# MR WIGAN 2008 Results



## DnSVideo (Nov 30, 2008)

Juniors Under 18

Aaron Langmead 1st

Juniors Under 21

Aaron Langmead 1st & Most Muscular Award

Sam Kane 2nd Best Presentation Award

First Timers

Michael Couling 1st & Most Muscular Award

Jack Vanwyngaardt 2nd

Paul Mason 3rd

Andy Grahmn

Neil Seddon Best Presentation Award

Novice

Michael Couling 1st & Most Muscular Award

Lee Cutler 2nd Best Presentation Award

Jack Vanwyngaardt 3rd

Senior Over 40

Jack Vanwyngaardt 1st

Kevin Hogan 2nd & Most Muscular Award

Paul Mason 3rd

Gary Foster Best Presentation Award

Senior Over 50

Geoff Gorner 1st

Open Mr

Michael Couling mm 1st & Most Muscular Award

Lee Cutler 2nd Best Presentation Award

Jack Vanwyngaardt 3rd

Mr Wigan

Neil Seddon 1st & Most Muscular Award

Gary Foster 2nd Best Presentation Award

Geoff Gorner 3rd


----------



## B8MEX (Oct 21, 2008)

Yes, October 2008 ........ and I'm STILL waiting for my DVD of the event !!!!!


----------



## EXTREME (Aug 5, 2005)

B8MEX you need to contact the company direct, they only time they come on here is to post events and let people know they filmed it.

Its sad to hear people have paid for a dvd/video and never received it.

Kevin who runs the Wigan show will have their details.


----------



## DnSVideo (Nov 30, 2008)

B8MEX said:


> Yes, October 2008 ........ and I'm STILL waiting for my DVD of the event !!!!!


Aha, You must be the person who sent for the DVD but forgot to put your address or telephone number in with your order.

Unfortunately when people do that, there is nothing we can do to help, we have to wait for the person to contact us, as we had not heard from you, there was nothing we could do, sorry.

Maybe if you email us, or phone, we can sort this problem out.


----------



## EXTREME (Aug 5, 2005)

Putting your contact details up may help DNS, it may also be good if you list some of the shows you've filmed as there may be guys on here who competed or have friends who competed that may want to buy one.

It's just a thought that may help everyone.


----------



## B8MEX (Oct 21, 2008)

I DID send my name and address.
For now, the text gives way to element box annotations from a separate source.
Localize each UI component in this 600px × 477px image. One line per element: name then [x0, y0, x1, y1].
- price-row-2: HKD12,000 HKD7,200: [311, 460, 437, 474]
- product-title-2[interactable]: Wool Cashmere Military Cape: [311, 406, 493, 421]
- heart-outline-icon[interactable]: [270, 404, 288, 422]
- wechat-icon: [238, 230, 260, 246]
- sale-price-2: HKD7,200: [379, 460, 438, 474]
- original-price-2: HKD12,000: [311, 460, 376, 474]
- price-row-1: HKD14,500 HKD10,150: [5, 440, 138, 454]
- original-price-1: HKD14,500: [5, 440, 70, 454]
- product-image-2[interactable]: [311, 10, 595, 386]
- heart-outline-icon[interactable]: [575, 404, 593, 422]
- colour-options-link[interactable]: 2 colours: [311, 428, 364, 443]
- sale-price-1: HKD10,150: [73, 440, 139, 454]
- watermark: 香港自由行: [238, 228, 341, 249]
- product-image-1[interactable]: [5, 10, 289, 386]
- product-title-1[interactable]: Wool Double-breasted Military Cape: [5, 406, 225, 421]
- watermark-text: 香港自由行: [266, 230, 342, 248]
I got the original dvd but had to return it as it was FAULTY. ie There was no sound on most of both dvd 1 and 2. I rang several times to enquire but each time was fobbed off and told to ring back. Eventually I just gave up. I have since heard that they are no longer in business. Is it any wonder?

If I ran my own business in this manner I would expect the same fate.


----------



## EXTREME (Aug 5, 2005)

Not the fastest reply in the world!

They are still going as far as I'm aware.


----------



## DnSVideo (Nov 30, 2008)

I have checked and there were no DVD's of the Mr Wigan 2008 returned to us.
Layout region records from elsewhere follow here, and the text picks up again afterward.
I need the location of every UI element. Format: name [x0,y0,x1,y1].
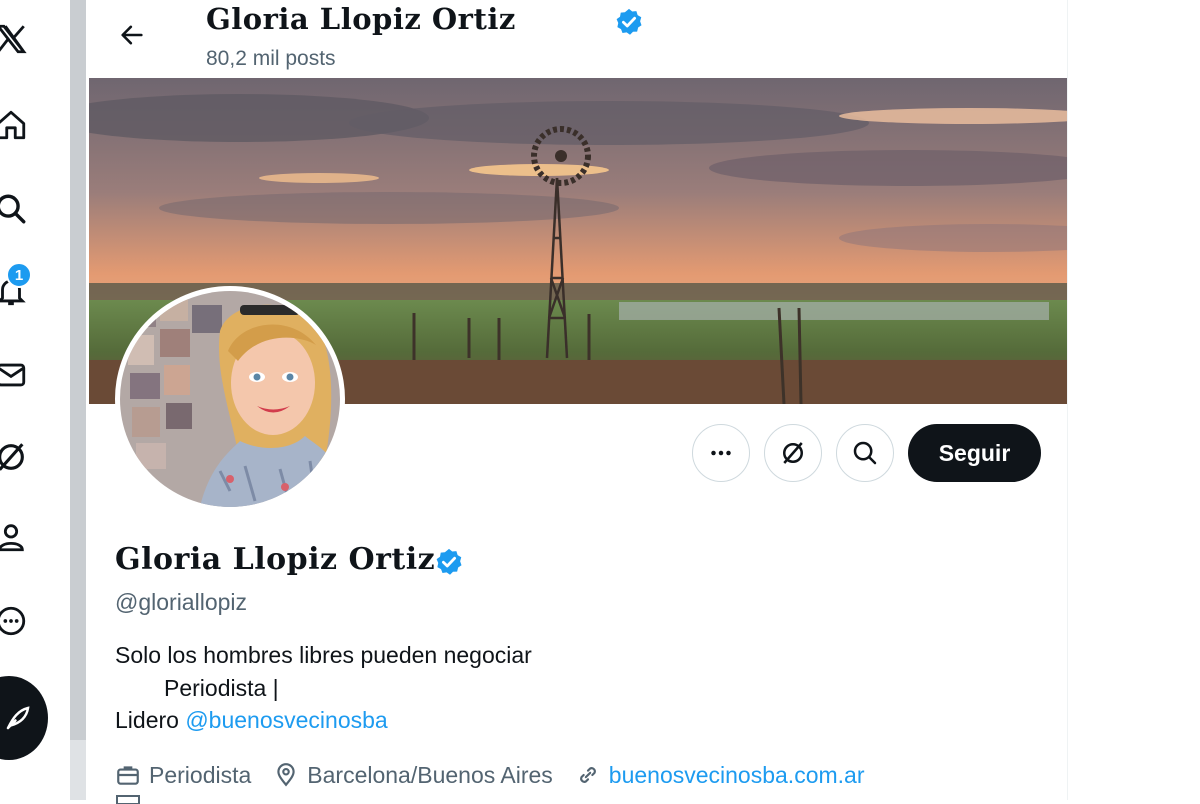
bio-line: Solo los hombres libres pueden negociar [115,642,532,668]
profession-label: Periodista [149,761,252,788]
header-profile-name: Gloria Llopiz Ortiz [206,2,516,36]
home-icon[interactable] [0,108,28,142]
bio-prefix: Lidero [115,707,186,733]
grok-icon[interactable] [0,440,28,474]
header-posts-count: 80,2 mil posts [206,47,336,70]
left-nav: 1 [0,0,70,800]
grok-profile-button[interactable] [764,424,822,482]
location-item: Barcelona/Buenos Aires [273,762,553,789]
profile-header-bar: Gloria Llopiz Ortiz 80,2 mil posts [87,0,1067,78]
verified-badge-icon [616,8,642,35]
more-circle-icon[interactable] [0,604,28,638]
scrollbar-thumb[interactable] [70,0,86,740]
location-label: Barcelona/Buenos Aires [307,761,553,788]
profile-handle: @gloriallopiz [115,589,248,615]
verified-badge-icon [436,548,462,575]
search-icon [853,441,877,465]
back-button[interactable] [113,16,151,54]
profile-avatar[interactable] [115,286,345,512]
feather-icon [6,706,30,730]
scrollbar-lower [70,740,86,800]
location-pin-icon [277,763,295,787]
profile-column: Gloria Llopiz Ortiz 80,2 mil posts Segui… [87,0,1068,804]
bio-mention-link[interactable]: @buenosvecinosba [185,707,387,733]
website-item: buenosvecinosba.com.ar [575,762,865,789]
notifications-badge: 1 [6,262,32,288]
calendar-icon [116,795,140,804]
bio-line: Periodista | [164,675,279,701]
x-logo-icon[interactable] [0,22,28,56]
website-link[interactable]: buenosvecinosba.com.ar [609,762,865,789]
compose-post-button[interactable] [0,676,48,760]
follow-button[interactable]: Seguir [908,424,1041,482]
link-icon [579,767,596,783]
briefcase-icon [117,766,139,785]
more-options-button[interactable] [692,424,750,482]
profile-name: Gloria Llopiz Ortiz [115,542,436,577]
search-profile-button[interactable] [836,424,894,482]
messages-envelope-icon[interactable] [0,358,28,392]
grok-icon [783,442,803,464]
profession-item: Periodista [115,762,251,789]
bio-line: Lidero @buenosvecinosba [115,707,388,734]
profile-meta-row: Periodista Barcelona/Buenos Aires buenos… [115,760,887,790]
explore-search-icon[interactable] [0,192,28,226]
profile-person-icon[interactable] [0,520,28,554]
ellipsis-icon [711,450,731,456]
arrow-left-icon [121,25,143,45]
We also received no telephone calls regarding the Mr Wigan 2008.

Reading what you have put, I believe that you may have us mixed up with someone else, as there is a small company that have recently gone out of business, I am sure you know who I am talking about but it is not us.


----------



## B8MEX (Oct 21, 2008)

The company concerned is D 'N' S Video. Run by an old couple called David and Sara in Yorkshire. I made numerous pohone calls ut was fobbed off each time. I gave up in the end as it was a crap video anyway.


----------



## DnSVideo (Nov 30, 2008)

That's good

The DVD or Video didn't work, not sure what you ordered?? but you managed to watch it and decided it was crap, of course you did.

As per normal, you don't give us your name, so we can help!

Just one thing though, I haven't been to the Mr Wigan, so how do you know how old I am????? unfortunately a bit of a give away is that! a little like the other lies you have said regarding me, if your going to bring it to an open forum, at least get your facts straight, rather than make yourself look stupid.

I'll check back in November for your reply, or maybe, probably later this month, the 20th/26th or 28th are quite good dates.


----------



## EXTREME (Aug 5, 2005)

B8Mex, pm me your name and address and I will personally speak to DnS, it appears to me DnS are more than happy to help but for some reason you've forgotten to give them your details.

If I can mediate here I will.


----------